The law sets certain protections for the victim of a dog bite or other animal attack. However, the law also sets certain burdens on the victim.
I. Dogs and Cats
In order to recover, the injured person must show that the dog or animal was vicious and that this vicious propensity was shown in prior attacks. By proving this, the owner would have been on notice that the dog was vicious and dangerous and that the dog should have been removed from the household.
A dog who has a history of merely snapping or barking or being frisky does not satisfy this requirement. Typically, one must prove that the dog bit or attacked someone else in the past. One way of showing this is citation against the owner for a dog attack.
The fact that the dog is from a breed known to be violent is not sufficient to prove that this dog had a vicious propensity. For example, a pit bull is not automatically dangerous merely for being a pit bull. Therefore, the pit bull is on equal standing with the lovable and friendly golden retriever. The law gives the domestic dog the benefit of the doubt. The injured person has the burden of proof.
We have had cases where we could prove that the dog attacked other people in the past. In one case, the dog had bitten the client in the past, nevertheless, the owner kept this dangerous animal.
The same rules apply to cats. There are few, reported cat injuries. However, we had a case where a “house sitter” was bitten by the house cat. The client had to undergo rabies shots and was hospitalized due to complications and infection. There is some developing law which could make an owner responsible for a high-spirited dog that causes injury.
II. Farm and Other Domestic Animals
The same rule applies to farm animals. The injured party must prove that the animal exhibited vicious propensities before the attack. A good example is a bull which injures the client but had never injured or charged at anyone before.
In a recent, interesting case, New York’s highest court ruled on an accident involving a cow. Plaintiff was injured when her van struck a cow that wandered onto the public road. The evidence indicated that the farm’s fence was in poor repair, and the cow slipped through the fence. Initially, the Appellate Division dismissed the case because there was no proof that the cow had violent propensities or a propensity to wander.
However, the Court of Appeals reinstated the case on the basis that the injury was not caused by a violent animal attack. Instead, the injury was caused by the cow’s owner’s negligence in failing to fence-in the animal. The owner has the duty to fence-in the cow. However, the Court noted that it was not ruling whether an owner would be liable for failing to fence-in a dog or cat. See Hastings v. Sauve, 21 NY2d 122 (2016).
III. Wild Animals
In the rare instance of an attack by a wild animal, the owner will be strictly liable for injuries. This means that the injured party does not have to prove that the animal had prior, vicious propensities. It is assumed that a wild animal would be violent. The owner will be liable for unwisely keeping a wild animal in captivity. Fortunately, these incidents are rare. Most people who keep wild and exotic animals live in rural areas where they cannot be detected.
The most terrible example of a wild animal injury is the 2009 savage chimpanzee attack in Connecticut. The 200-pound primate was kept as a pet by a woman, and the chimpwent berserk. The owner called her friend to help, and the chimp mauled and almost killed the neighbor. The animal’s owner would be strictly liable for the attack.

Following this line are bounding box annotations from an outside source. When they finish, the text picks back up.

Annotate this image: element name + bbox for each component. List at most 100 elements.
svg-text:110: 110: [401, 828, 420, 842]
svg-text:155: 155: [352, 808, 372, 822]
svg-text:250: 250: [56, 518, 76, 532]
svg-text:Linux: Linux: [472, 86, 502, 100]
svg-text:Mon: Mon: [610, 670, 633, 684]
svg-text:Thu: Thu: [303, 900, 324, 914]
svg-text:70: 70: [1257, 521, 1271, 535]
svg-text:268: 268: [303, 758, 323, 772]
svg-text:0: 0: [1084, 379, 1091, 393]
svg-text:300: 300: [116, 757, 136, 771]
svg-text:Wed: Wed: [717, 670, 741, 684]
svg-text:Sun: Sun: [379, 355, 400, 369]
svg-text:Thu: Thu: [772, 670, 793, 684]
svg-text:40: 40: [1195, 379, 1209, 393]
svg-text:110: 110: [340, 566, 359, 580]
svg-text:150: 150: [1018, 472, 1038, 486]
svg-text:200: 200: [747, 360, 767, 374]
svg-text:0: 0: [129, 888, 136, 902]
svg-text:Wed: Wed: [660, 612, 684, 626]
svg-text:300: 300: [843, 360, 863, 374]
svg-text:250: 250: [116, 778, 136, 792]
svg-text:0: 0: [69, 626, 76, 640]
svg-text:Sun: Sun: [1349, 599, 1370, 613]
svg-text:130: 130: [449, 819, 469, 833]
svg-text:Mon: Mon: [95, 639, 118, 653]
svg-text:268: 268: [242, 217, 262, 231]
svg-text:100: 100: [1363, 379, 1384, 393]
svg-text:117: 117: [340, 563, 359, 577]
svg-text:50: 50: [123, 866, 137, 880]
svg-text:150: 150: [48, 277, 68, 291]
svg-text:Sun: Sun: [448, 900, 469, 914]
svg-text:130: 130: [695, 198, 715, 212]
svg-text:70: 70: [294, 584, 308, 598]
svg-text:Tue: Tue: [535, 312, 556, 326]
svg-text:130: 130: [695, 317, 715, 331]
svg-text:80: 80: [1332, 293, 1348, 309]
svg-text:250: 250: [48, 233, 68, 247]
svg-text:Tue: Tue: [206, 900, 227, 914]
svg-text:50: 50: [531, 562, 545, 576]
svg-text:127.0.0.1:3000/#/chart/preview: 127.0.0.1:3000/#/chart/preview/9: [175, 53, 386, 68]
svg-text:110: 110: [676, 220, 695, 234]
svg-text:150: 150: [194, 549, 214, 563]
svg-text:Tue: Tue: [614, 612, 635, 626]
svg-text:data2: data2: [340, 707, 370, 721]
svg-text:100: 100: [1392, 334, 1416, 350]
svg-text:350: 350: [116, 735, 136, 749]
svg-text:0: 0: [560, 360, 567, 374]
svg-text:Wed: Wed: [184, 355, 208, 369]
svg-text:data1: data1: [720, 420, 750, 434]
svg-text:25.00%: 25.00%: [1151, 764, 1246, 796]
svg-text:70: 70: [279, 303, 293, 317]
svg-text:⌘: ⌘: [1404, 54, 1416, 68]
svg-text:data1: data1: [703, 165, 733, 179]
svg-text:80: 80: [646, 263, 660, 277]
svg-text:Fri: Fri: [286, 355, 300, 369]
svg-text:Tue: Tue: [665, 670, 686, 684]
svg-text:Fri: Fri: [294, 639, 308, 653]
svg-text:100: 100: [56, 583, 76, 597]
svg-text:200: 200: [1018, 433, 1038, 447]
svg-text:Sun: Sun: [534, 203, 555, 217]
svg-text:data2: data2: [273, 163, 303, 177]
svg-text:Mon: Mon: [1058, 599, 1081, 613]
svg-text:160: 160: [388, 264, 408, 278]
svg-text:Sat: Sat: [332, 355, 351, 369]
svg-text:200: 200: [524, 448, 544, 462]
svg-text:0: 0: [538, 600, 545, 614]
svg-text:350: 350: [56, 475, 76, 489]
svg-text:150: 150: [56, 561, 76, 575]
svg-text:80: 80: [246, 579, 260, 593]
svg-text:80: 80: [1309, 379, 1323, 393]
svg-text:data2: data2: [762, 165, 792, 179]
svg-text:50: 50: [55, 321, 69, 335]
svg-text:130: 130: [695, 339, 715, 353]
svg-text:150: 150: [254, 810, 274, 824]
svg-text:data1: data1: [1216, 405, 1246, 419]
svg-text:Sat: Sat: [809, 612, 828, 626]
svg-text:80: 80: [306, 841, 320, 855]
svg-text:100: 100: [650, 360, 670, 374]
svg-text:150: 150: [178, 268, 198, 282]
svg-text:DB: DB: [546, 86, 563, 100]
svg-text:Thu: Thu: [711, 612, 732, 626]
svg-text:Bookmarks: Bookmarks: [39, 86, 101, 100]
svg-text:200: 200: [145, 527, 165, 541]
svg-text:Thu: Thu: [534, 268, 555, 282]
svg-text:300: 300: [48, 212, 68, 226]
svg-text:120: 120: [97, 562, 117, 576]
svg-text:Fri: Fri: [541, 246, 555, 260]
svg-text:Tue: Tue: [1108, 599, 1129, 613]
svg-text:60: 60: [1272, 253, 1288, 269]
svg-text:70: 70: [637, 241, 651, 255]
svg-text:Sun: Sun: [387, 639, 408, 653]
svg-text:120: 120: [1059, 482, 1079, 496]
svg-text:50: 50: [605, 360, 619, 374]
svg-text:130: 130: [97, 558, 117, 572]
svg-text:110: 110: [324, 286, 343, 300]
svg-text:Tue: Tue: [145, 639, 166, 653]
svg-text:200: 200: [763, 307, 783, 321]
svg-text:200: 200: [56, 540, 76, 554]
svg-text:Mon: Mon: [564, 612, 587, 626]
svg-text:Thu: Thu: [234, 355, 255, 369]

The same would pertain to other wild and exotic animals, such as tigers, wolves, and mixed breed animals such as mixed breed of wolf and dog.
New York City prohibits the ownership of dangerous animals, such as a primates and tigers and wolves. There was an attempt to legalize ferret ownership, but it failed. Ferrets cannot be owned within the City.
In the rare instance an animal escapes from a zoo, the zoo would be responsible without a showing of fault.